Es ist nicht Spielerei, wenn ich euch von Isaaks Opferung zum Kreuze Jesu führe. Ein Größerer hat das schon getan: Paulus. In der alttestamentlichen Geschichte lobt Gott den Abraham: „Du hast deines einzigen Sohnes nicht verschont." Das gleiche Wort braucht Paulus in Römer 8, 32 und sagt: „Gott hat seines eingeborenen Sohnes nicht verschont, sondern hat ihn für uns alle dahingegeben." Und dann fährt er fort: „Wie sollte er uns mit ihm nicht alles schenken!" Das heißt: Nimm jetzt nur erst einmal diesen fundamentalen Liebes­beweis Gottes im Glauben an! Von da aus lösen sich alle Fragen und Nöte.

Darum sagen wir: Der Blick auf das Kreuz ist not-wendig. Er wendet die Not deines Lebens.

Ein Missionar berichtet von einem Hottentotten. Der hatte mit Mühe Johannes 3, 16 gelernt: „Also hat Gott die Welt geliebt, dass er seinen ein­geborenen Sohn gab..." Eines Tages trat er reisefertig vor den Mis­sionar: „Sende mich! Ich muss gehen und die gute Botschaft allen verkünden!" Der Missionar wandte ein: „Du kannst ja nichts als nur den einen Spruch." „Ist das nicht genug?" rief der Schwarze. „Wer­den die Leute sich nicht freuen und Herz und Ohr öffnen, wenn sie hören, dass Gott auch sie liebt?!"

 

3. Im Opfer ist die Versöhnung für unsere Sünden

Nun müssen wir auf die Abrahamsgeschichte zurückkommen. Ich habe sie noch nicht zu Ende erzählt: Abraham hatte seinen Sohn auf den Altar gelegt. Er ergriff das Messer, um ihn zu opfern. Da rief ihm der Engel des Herrn zu: „Lege deine Hand nicht an den Knaben! Nun sehe ich, dass du Gott fürchtest."

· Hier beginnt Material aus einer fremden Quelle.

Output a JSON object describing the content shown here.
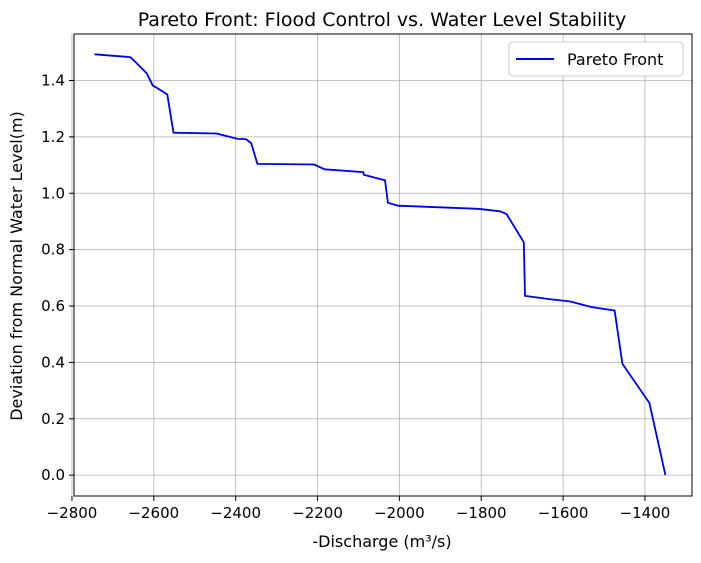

„Da hob Abraham seine Augen auf und sah einen Widder in der Hecke mit den Hörnern hangen. Und er nahm den Widder und opferte ihn."

Dieses Opfer hat mich beschäftigt. Man kann ja wirklich nicht sagen, dass dem Abraham dies Opfer ein gleichwertiger Ersatz für seinen Sohn war. Denn der Widder kostete ihn gar nichts. Den fand er. Was soll also dies Opfer noch?

Seht, in dieser Stunde stand Abraham in erschütternder Weise vor Gott. Und da wusste er, was jeder in solcher Lage weiß, dass ein Sün­der vor Gott nicht bleiben kann ohne Versöhnung. Die Bibel erzählt auch von Abrahams Sünde. Die stand in dieser Stunde groß vor ihm. Für die brauchte er jetzt die Versöhnung. Darum flüchtete er zum Opfer. Dies Widderopfer war dem Manne Gottes nur ein Hinweis auf das kommende, große Versöhnungsopfer Jesu am Kreuz. So können wir sagen: Er stellte sich unter das Kreuz, in die Versöhnung mit Gott. Da wurde ihm der Friede Gottes geschenkt. Das brauchen auch wir vor allem, diesen Frieden Gottes, der aus der Versöhnung kommt. Stürme gehen über die Welt. Wenn der Sturm den Ozean peitscht, bleibt doch die Tiefe des Meeres ganz ruhig. So ist einer, der im Frieden Gottes steht. Sein Leben ruht in Gott. Wie wünsche ich uns das!